A chatbot that asks questions could help you spot when it makes no sense
A team of researchers from MIT and Columbia University presented around 200 participants with a set of statements generated by OpenAI’s GPT-3 and asked them to determine whether they made sense logically. A statement might be something like “Video games cause people to be aggressive in the real world. A gamer stabbed another after being beaten in the online game Counter-Strike.”
Participants were divided into three groups. The first group’s statements came with no explanation at all. The second group’s statements each came with an explanation noting why it was or wasn’t logical. And the third group’s statements each came with a question that prompted readers to check the logic themselves.
The researchers found that the group presented with questions scored higher than the other two groups in noticing when the AI’s logic didn’t add up.
The question method also made people feel more in charge of decisions made with AI, and researchers say it can reduce the risk of overdependence on AI-generated information, according to a new peer-reviewed paper presented at the CHI Conference on Human Factors in Computing Systems in Hamburg, Germany.
When people were given a ready-made answer, they were more likely to follow the logic of the AI system, but when the AI posed a question, “people said that the AI system made them question their reactions more and help them think harder,” says MIT’s Valdemar Danry, one of the researchers behind the study.

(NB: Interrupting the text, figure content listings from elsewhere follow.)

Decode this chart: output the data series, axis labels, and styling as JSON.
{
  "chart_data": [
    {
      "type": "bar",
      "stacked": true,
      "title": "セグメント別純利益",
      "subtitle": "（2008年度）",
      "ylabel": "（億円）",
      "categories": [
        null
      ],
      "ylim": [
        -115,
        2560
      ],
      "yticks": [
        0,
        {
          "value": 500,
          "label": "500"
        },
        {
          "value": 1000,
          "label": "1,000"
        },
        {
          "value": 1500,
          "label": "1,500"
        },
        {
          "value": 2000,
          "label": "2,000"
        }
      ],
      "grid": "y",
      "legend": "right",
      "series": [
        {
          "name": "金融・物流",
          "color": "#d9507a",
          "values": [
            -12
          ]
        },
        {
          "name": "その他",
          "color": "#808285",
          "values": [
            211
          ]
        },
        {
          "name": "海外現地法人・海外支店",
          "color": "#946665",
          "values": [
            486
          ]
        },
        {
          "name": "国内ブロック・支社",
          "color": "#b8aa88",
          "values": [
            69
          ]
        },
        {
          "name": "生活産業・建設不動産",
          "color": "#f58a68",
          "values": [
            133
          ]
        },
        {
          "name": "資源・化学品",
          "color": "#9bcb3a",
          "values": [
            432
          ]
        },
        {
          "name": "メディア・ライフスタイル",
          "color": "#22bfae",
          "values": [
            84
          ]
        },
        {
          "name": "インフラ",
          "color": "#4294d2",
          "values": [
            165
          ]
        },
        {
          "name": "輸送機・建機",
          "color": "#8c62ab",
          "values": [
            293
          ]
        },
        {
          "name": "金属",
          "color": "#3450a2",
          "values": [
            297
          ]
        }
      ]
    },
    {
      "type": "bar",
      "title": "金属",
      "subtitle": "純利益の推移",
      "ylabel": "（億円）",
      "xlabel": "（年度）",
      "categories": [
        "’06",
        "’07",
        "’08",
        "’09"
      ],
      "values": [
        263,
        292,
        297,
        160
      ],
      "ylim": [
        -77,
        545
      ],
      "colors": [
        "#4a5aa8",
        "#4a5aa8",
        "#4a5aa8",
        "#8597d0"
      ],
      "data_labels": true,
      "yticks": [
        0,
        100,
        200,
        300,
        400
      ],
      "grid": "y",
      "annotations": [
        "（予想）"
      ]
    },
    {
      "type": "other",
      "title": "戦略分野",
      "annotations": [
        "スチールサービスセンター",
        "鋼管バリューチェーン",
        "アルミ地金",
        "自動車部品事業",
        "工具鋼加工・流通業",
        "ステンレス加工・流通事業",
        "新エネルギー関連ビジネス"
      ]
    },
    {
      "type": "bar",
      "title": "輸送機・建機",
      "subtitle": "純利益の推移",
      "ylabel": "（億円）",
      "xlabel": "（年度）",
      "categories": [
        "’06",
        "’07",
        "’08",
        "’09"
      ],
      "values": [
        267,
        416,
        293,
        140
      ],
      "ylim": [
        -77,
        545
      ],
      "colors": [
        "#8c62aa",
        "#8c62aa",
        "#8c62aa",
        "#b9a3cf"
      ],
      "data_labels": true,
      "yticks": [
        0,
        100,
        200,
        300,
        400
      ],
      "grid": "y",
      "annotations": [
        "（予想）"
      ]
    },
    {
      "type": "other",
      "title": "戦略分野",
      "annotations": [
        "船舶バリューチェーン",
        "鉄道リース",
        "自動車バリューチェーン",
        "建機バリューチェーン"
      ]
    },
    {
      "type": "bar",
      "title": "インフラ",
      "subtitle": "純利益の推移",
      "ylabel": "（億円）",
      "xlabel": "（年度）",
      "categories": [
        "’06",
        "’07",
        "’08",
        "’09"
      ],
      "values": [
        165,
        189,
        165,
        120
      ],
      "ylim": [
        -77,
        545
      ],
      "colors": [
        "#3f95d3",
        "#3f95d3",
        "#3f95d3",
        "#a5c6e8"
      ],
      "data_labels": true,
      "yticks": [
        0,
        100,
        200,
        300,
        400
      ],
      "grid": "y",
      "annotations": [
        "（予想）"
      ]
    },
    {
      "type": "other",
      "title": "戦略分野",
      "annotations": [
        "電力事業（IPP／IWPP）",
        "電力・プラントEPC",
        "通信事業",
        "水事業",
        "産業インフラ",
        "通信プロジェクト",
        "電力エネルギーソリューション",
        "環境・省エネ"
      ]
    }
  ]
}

“A big win for us was actually seeing that people felt that they were the ones who arrived at the answers and that they were in charge of what was happening. And that they had the agency and capabilities of doing that,” he says.
The researchers hope their method could help develop people’s critical thinking skills as they use AI chatbots in school or when searching for information online.
They wanted to show that you can train a model that doesn’t just provide answers but helps engage their own critical thinking, says Pat Pataranutaporn, another MIT researcher who worked on the paper.